Life without DSL

or, How I Spent My Summer Vacation

But as of 12:30 this afternoon, thanks to the intercession of my cousin Jeff and a new modem from Verizon, Plummer’s Hollow has high-speed internet once again.

18 Replies to “Life without DSL”

  1. I love that slug!!!
    but I am not coming to fetch him or her or it

    I want to congratulate you
    on how well you kept your cool
    through what was
    I know from experience
    a horrible terrible experience

  2. Cool! I’m about to move house (down to Charlottesville, VA) but once I get online from down there, I’ll be happily following your posts again!

  3. Marja-Leena – Me too, as you can imagine. Back to being an addict…

    Laura – Quite right.

    suzanne – Slugs and snails are hermaphrodites, so “s/he,” I guess.

    Harry – Good tip! I’ve always loved time-lapse photography.

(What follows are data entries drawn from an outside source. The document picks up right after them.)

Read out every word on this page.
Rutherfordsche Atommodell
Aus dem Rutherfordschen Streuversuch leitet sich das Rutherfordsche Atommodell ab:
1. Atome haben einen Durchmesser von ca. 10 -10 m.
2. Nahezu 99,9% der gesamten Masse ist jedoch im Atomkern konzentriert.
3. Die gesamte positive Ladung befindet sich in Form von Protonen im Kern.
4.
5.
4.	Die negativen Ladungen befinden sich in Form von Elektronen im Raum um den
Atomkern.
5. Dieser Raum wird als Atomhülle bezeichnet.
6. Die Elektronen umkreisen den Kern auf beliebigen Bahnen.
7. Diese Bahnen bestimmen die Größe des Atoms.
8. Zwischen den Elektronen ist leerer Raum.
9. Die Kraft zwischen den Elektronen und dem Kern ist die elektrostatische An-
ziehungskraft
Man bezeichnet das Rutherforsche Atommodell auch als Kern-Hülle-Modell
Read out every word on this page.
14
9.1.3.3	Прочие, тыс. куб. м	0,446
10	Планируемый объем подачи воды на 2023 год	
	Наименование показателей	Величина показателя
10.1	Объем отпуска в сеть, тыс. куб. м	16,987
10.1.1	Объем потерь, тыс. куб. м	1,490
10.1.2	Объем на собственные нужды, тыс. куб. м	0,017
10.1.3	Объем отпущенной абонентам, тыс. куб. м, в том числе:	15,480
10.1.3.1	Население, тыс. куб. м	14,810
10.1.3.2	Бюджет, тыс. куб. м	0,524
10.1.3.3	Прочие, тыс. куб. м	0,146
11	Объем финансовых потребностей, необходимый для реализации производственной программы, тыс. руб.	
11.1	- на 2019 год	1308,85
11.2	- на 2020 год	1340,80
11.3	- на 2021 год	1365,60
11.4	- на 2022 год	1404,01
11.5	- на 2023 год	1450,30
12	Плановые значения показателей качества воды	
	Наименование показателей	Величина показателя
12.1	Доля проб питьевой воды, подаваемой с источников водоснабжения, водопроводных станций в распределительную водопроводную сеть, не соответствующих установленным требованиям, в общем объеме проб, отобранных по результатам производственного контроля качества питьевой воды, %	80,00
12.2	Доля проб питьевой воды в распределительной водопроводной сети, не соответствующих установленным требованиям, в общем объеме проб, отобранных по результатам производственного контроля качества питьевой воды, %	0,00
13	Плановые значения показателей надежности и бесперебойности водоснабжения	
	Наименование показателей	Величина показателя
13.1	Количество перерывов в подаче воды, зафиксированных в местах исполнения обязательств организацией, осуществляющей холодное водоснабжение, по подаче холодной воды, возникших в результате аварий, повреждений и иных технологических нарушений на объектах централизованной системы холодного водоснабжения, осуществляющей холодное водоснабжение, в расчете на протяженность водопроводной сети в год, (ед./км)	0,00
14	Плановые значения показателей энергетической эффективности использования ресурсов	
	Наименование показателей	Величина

    David – Good luck on your move.

  4. This post comes exactly forty days after you let us know you lost your DSL connection. (Forty days if, Bible-like, you count the starting point as a day.) That’s a long, slow fast.

  5. I can’t help but feel the snail video is a visual metaphore for dial-up connections. Glad to have you back in hyperwarp again, though, although the only one to suffer was you, since your posts were still lovely and we still got to see them all along.

  6. Peter – It was really 40 days? That’s scary.

    Lorianne – Thanks.

    robin andrea – Yeah, but it’ll probably take a while for the feeling to wear off that this high-speed thing is too good to be true.

    Joan – Thanks. But only with high-speed can I upload stunning videos like this one.

  7. What a fantastic way to announce your return to, uh, I nearly send the real world. Let’s say life in the fast lane. That has to be the best soundtrack ever. And that slug looks very like one I saw yesterday. Perhaps they are related.

  8. The slight irregularities of the camera movement made me suddenly think about your breathing, heart beating. Beautiful sounds, too.

    Think of the silvery trail you must have left this summer.

  9. Dick – That’s cool. I wasn’t prepared for anyone to actually like the clip, other than me, so I’m kind of surprised at the reception here.

    rr – Yes, that was a bit of serendipity, I’d say (though I shot the movie over a month ago). Now if you wrote a poem about the fast lane today, that would be downright spooky.

    mb – Glad you liked the shaking. A made a second short movie of that slug with the tripod, but it wasn’t quite as compelling, for some reason.

    Slug and snail locomotion always makes me think of a very low-flying magic carpet.

  10. I didn’t realize there was a video here until I clicked over… dang bloglines.

    I can’t get over how different your birds sound compared to ours. Your yellowthroat has a yankee accent I think. :) And there are a few in there I don’t recognize at all. That loudest one, with the three same-tone notes, what is that?

  11. Karen – Yeah, it didn’t come through in the emailed version, either. I’m going to have to start adding a note for subscribers when I post a video (there’s a technical fix, I think, but I’m too lazy to explore it, for as often as I post videos).

    I’m not sure what that loudest bird is, to be honest. The microphone in my camera is pretty lousy, giving everything a tinny sound. I’ll get my mom to listen to it and get back to you.